California’s highest court recently delivered a major victory for the cause of justice when it ruled that “the common practice of conditioning freedom solely on whether an arrestee can afford bail is unconstitutional.” Under the state Supreme Court’s ruling, judges must now consider a person’s ability to pay when setting bail and can only hold someone in jail before trial in limited circumstances.

Fundamentally, the court echoed what criminal justice reformers — including us — have been saying for years: The right to be out of custody while awaiting trial in California should never be measured by the size of one’s pocketbook.

The court’s core argument was simple: California’s money bail system is not just illegal and unfair, it is harmful. “The disadvantages to remaining incarcerated pending resolution of criminal charges are immense and profound,” the court wrote, citing studies finding that “pretrial detention heightens the risk of losing a job, a home, and custody of a child.”

The court also highlighted data showing that “time in jail awaiting trial may be associated with a higher likelihood of reoffending,” and that “pretrial detention … forces the state to bear the cost of housing and feeding arrestees who could properly be released.”

The California Supreme Court’s verdict is clear. The moral argument won: Our money bail system is unjust, ineffective and unconstitutional. Nevertheless, more work remains.
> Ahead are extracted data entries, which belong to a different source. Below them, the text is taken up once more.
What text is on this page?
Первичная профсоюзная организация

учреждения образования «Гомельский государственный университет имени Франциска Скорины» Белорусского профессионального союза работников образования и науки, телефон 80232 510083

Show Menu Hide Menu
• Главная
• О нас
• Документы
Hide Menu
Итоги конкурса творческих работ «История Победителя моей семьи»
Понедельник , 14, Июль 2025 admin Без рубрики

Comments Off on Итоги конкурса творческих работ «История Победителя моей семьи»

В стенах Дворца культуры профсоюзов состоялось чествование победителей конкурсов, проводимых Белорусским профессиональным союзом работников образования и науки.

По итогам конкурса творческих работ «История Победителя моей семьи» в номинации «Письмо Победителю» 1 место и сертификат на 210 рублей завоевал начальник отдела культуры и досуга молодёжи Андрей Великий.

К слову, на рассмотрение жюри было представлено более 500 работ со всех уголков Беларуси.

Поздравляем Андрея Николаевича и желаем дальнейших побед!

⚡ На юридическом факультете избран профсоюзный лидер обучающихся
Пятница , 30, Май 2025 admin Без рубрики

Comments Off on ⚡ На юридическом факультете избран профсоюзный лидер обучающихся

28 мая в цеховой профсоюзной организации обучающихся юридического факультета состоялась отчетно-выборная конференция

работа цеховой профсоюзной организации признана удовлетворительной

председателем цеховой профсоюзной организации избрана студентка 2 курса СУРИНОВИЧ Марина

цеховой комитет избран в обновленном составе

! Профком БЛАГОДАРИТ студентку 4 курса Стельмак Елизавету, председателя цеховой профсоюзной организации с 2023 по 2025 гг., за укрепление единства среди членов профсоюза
If the Humphrey decision is our state’s declaration of principles on pretrial justice, our proposed legislation, Senate Bill 262, provides the blueprint for implementation. The bill, which recently won approval from the California Senate Public Safety Committee, works within the state’s existing bail system framework to ensure affordability and fairness, without sacrificing public safety.

SB 262 establishes clear boundaries regarding the costs that judges can impose before trial.  We know these boundaries work. And with the Humphrey decision, we know the content of SB 262 will pass constitutional muster.

The legislation provides a road map for how courts put the Humphrey decision into practical effect. The legislation would eliminate bail for misdemeanors and low-level felonies. When bail is required, the legislation would require that money paid is refunded when the charges are dropped, a case has been dismissed or if the person has not missed any required court appearances.

And, like the Humphrey decision, SB 262 also states that it is the Legislature’s intent to ensure that a person is not kept behind bars pending trial simply because of their inability to afford bail.

SB 262 is based in part on the success of a temporary policy enacted by state courts last spring, which presumptively set bail for several low-level, nonviolent crimes at zero, and was ultimately so effective that 31 counties kept it in some form.

The bill also places reasonable restrictions on the fees that bail agents can charge, protecting consumers against continued predatory behavior by the bail industry. As the Supreme Court noted, California’s median bail amount is more than five times higher than the national median, forcing the large majority of people arrested (97%) to use a bail agent to secure their release.

Our current money bail system is also costly for California taxpayers. For example, just six California counties spent $37.5 million over a two-year period jailing people who were never charged or had their charges dismissed.

Why would we accept an ineffective system that allows big corporations to profiteer off the poor while California taxpayers are out millions, and none the safer?

We do not, and neither did our state’s Supreme Court. In Humphrey, the court bent the arc of history toward justice, and SB 262 will bend it further.

California Senate Majority Leader Robert Hertzberg, D-Van Nuys, and Sen. Nancy Skinner, D-Berkeley, are joint authors of SB 262.